This one of "Idi-Aba, down memory lane" by Oyeronke Lawoyin and a host of her former classmates at Idi-Aba School in Nigeria. What? Let me explain.
Back in 1909, Southern Baptist missionaries saw a need to educate Nigerian women in the basics of modern living--reading, cleaning, music, and more--and sent a few missionaries to Lagos to start a school there. God blessed them, and today there are literally thousands of Idi-Aba "old girls" in Nigeria, forming a core to their educated classes. However, as all good things must come to an end, the Nigerian government nationalized education back in the 1970s, and the distinctive education of Idi-Aba came to an end.

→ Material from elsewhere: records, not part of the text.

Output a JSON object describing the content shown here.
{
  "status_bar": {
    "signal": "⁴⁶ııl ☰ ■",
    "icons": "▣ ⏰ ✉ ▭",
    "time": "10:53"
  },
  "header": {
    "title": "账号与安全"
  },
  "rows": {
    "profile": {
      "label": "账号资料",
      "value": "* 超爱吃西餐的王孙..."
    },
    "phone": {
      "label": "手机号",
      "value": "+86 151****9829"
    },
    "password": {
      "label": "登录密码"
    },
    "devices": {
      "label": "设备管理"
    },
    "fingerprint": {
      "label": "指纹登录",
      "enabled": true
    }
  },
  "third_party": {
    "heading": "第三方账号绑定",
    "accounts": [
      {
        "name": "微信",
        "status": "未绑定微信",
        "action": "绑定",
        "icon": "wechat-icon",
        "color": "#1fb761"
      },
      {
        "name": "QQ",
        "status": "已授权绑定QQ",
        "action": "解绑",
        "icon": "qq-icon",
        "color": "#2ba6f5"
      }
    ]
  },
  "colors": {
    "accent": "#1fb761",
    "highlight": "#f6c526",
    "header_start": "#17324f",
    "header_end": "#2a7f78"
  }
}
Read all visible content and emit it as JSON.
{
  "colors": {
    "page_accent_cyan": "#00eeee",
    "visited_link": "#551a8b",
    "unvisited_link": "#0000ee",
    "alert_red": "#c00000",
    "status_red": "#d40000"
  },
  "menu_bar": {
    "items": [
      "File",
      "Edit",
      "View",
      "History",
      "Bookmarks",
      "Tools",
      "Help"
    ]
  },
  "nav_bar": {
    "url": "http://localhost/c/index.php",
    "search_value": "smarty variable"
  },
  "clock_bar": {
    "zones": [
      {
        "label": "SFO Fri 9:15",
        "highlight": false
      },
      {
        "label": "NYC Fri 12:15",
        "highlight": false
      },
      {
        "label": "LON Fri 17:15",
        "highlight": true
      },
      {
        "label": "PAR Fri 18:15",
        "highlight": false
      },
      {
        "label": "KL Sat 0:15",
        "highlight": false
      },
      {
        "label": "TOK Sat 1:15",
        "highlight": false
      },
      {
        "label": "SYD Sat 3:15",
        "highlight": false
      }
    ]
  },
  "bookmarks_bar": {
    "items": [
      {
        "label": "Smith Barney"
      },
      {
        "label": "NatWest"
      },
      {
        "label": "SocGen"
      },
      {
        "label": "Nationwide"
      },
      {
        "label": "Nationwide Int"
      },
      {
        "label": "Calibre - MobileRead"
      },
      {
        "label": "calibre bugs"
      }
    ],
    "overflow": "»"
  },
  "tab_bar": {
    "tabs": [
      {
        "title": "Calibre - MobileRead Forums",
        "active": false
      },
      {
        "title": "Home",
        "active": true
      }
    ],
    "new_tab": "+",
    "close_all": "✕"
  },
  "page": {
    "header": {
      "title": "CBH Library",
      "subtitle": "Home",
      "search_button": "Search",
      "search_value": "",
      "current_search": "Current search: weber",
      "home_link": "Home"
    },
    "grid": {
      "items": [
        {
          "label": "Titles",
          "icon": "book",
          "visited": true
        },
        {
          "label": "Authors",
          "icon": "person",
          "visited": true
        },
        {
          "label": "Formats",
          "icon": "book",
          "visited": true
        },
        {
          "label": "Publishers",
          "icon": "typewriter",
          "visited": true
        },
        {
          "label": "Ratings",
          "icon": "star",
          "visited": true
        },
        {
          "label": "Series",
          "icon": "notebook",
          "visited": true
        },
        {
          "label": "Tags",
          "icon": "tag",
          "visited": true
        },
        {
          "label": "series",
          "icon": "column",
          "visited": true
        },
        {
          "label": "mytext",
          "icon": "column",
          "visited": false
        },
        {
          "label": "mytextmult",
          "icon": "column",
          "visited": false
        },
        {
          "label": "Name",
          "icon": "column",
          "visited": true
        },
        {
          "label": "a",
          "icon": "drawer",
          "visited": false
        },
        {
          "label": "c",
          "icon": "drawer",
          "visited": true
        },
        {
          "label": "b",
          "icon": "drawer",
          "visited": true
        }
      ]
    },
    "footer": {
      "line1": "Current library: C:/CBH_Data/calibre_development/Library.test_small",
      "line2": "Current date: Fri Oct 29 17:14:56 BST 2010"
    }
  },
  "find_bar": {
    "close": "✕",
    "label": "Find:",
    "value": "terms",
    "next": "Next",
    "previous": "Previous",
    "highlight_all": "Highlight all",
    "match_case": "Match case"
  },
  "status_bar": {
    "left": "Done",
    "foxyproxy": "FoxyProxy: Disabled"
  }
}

For a while. Now, the school, or at least portions of it, are being returned to the Nigerian church, and the "old girls" (that's what they call themselves, don't blame me) got together to return the school to its former stature. The book is simply a series of testimonies to what Idi-Aba did for them, and how it worked--and it is refreshing to see a group of people so enthusiastic about the school they attended, and so earnest to see the renewed success of their alma mater.
If you'd like to support this work, the publisher is Xulon Press. And a side note; yes, I thought how different our nation's history might have been if the Southern Baptists had been more eager to found schools like Idi-Aba in places like Mississippi and Alabama, too.